A Ca²⁺-Activated Protease Possibly Involved in Myofibrillar Protein Turnover. Purification from Porcine Muscle

Ca²⁺-activated Z-disk-removing activity in the P_0–40 crude muscle extracts described by Busch et al. (Busch, W. A., Stromer, M. H., Goll, D. E., and Suzuki, A. (1972), J. Cell Biol. 52, 367) was purified from porcine skeletal muscle extracts by using five column chromatographic procedures in succession: (1) 6% agarose; (2) DEAE-cellulose; (3) Sephadex G-200; (4) DEAE-cellulose with a very shallow gradient; (5) Sephadex G-150. All Z-disk-removing activity eluted in a single peak off each column.
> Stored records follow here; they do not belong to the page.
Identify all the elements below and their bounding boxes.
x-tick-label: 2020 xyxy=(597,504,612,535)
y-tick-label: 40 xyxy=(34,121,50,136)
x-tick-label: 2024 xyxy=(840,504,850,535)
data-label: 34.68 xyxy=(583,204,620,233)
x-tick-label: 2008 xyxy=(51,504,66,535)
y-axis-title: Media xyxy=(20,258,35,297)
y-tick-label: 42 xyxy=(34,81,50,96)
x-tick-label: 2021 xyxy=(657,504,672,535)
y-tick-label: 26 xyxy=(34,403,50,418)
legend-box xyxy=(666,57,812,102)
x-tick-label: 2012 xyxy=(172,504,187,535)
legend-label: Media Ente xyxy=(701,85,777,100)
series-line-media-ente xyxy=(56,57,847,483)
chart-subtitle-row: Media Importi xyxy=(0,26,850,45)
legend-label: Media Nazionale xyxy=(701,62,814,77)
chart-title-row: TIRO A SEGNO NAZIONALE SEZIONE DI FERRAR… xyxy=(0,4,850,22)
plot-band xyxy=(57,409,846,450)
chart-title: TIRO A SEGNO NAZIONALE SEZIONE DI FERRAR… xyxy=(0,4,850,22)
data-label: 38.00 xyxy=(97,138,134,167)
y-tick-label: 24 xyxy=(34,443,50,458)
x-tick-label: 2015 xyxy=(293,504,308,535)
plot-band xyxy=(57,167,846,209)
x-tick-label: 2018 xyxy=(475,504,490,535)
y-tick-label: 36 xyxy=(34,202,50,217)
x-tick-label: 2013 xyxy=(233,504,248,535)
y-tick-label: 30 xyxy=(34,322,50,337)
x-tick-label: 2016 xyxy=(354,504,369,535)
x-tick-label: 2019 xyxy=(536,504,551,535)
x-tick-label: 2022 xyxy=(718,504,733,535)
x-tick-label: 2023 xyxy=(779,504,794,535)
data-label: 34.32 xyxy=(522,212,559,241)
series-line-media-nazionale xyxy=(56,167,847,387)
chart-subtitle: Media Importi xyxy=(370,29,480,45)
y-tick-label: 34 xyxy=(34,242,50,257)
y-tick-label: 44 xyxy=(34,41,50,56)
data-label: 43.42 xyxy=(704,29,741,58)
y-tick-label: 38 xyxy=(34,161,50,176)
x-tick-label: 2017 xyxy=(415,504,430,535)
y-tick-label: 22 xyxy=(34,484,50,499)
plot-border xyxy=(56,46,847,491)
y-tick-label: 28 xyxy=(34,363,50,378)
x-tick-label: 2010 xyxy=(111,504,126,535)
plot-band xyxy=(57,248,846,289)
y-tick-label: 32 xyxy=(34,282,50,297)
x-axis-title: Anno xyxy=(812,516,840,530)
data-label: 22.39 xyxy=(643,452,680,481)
Z-disk-removing activity always coeluted with Ca ²⁺-activated proteolytic activity, so Z-disk-removing activity in the P_0–40 crude muscle extract is due to a single Ca²⁺-activated protease (CAF). The five column chromatographic procedures produced a 140-fold increase in specific activity of the Ca ²⁺-activated proteolytic enzymic activity; because preparation of the P_0–40 crude CAF fraction before chromatography produced a 127-fold increase in specific activity, the entire procedure described here produces a 17 800-fold increase in specific activity of CAF. This increase in specific activity suggests that muscle contains 3.4 μg of CAF per g of muscle fresh weight; this content is in reasonably good agreement with our yields of 0.25–0.76 μg of purified CAF per g of muscle. Purified CAF migrated as a single band during polyacrylamide gel electrophoresis in pH 7.5 Tris-HCl buffer but migrated as two bands with molecular weights of 80 000 and 30 000 during polyacrylamide gel electrophoresis in sodium dodecyl sulfate. Densitometric scans of sodium dodecyl sulfate-polyacrylamide gels show that the 80 000- and 30 000-dalton subunits make up 85 to 90% of the protein in purified CAF preparations and that these subunits are present in equimolar ratios.